Avoid ‘float’ Parameters on Xbox 360 (XNA)

Previously, I said I would describe inefficiencies of the NetCF JIT compiler on Xbox if I could provide a reasonable workaround. This tip is pretty reasonable: avoid using float as a parameter type in function signatures. Use double instead. Here’s why…

The NetCF uses a calling convention that passes all arguments on the stack. Furthermore, NetCF also passes all float arguments as doubles. That is, callers push each 4-byte float argument onto the stack as an 8-byte double. The called function then converts each double argument value back into a float, and writes it back onto the stack in the exact same spot. It does this by loading the double value into a register, rounding it to single-precision, and then writing it back to the stack as a single.

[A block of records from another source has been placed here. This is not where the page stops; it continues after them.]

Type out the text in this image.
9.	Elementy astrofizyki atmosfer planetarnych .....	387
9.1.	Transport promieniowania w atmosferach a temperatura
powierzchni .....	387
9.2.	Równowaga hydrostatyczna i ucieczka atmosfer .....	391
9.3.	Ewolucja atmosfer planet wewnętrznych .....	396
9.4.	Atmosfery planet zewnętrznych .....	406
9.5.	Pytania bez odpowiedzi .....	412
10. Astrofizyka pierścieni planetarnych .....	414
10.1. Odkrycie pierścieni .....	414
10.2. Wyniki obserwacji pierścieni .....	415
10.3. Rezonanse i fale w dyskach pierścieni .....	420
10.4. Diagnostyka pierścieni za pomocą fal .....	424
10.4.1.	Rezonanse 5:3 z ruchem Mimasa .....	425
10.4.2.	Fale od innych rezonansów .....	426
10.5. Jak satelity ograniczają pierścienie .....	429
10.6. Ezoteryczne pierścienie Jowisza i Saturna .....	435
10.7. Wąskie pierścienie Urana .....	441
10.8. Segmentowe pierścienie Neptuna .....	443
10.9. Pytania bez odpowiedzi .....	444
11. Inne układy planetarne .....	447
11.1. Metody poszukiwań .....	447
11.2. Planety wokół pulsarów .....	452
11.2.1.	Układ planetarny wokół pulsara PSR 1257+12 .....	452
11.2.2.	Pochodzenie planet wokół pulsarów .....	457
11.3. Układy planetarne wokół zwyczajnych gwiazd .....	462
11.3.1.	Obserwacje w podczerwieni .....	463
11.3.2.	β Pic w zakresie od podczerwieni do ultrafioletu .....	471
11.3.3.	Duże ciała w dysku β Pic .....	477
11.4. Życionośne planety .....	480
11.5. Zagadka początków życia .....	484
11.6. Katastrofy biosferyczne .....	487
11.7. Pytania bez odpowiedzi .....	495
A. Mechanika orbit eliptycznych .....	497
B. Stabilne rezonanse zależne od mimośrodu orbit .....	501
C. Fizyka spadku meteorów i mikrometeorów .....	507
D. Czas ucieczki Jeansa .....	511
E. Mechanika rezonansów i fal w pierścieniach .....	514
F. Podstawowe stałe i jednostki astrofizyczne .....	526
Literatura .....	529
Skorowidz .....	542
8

Why? I have no idea; but that’s not important. What’s important is that this superfluous data conversion is expensive, and you’re better off avoiding it.

The expense is incurred upon entry to the function, when each float parameter is loaded into a register, rounded, and stored back into the stack.

If you rewrite the method to receive a double parameter instead of a float, then the code generated at the caller will be the same (at the call site, it costs the same to put either a float or double onto the stack. ), but the method itself will not include expensive load-round-store initialization at the beginning of the function body.

Note: There are code examples in the text below, to illustrate.

An important caveat is that float values in complex types (eg, structs) are not converted this way when the containing type is passed by value. So, for example, if you pass a Vector2 instance by value, it will be passed in 8 bytes (2 x 4-bytes for each float member).

You have to pass the whole structure, though, not just a member.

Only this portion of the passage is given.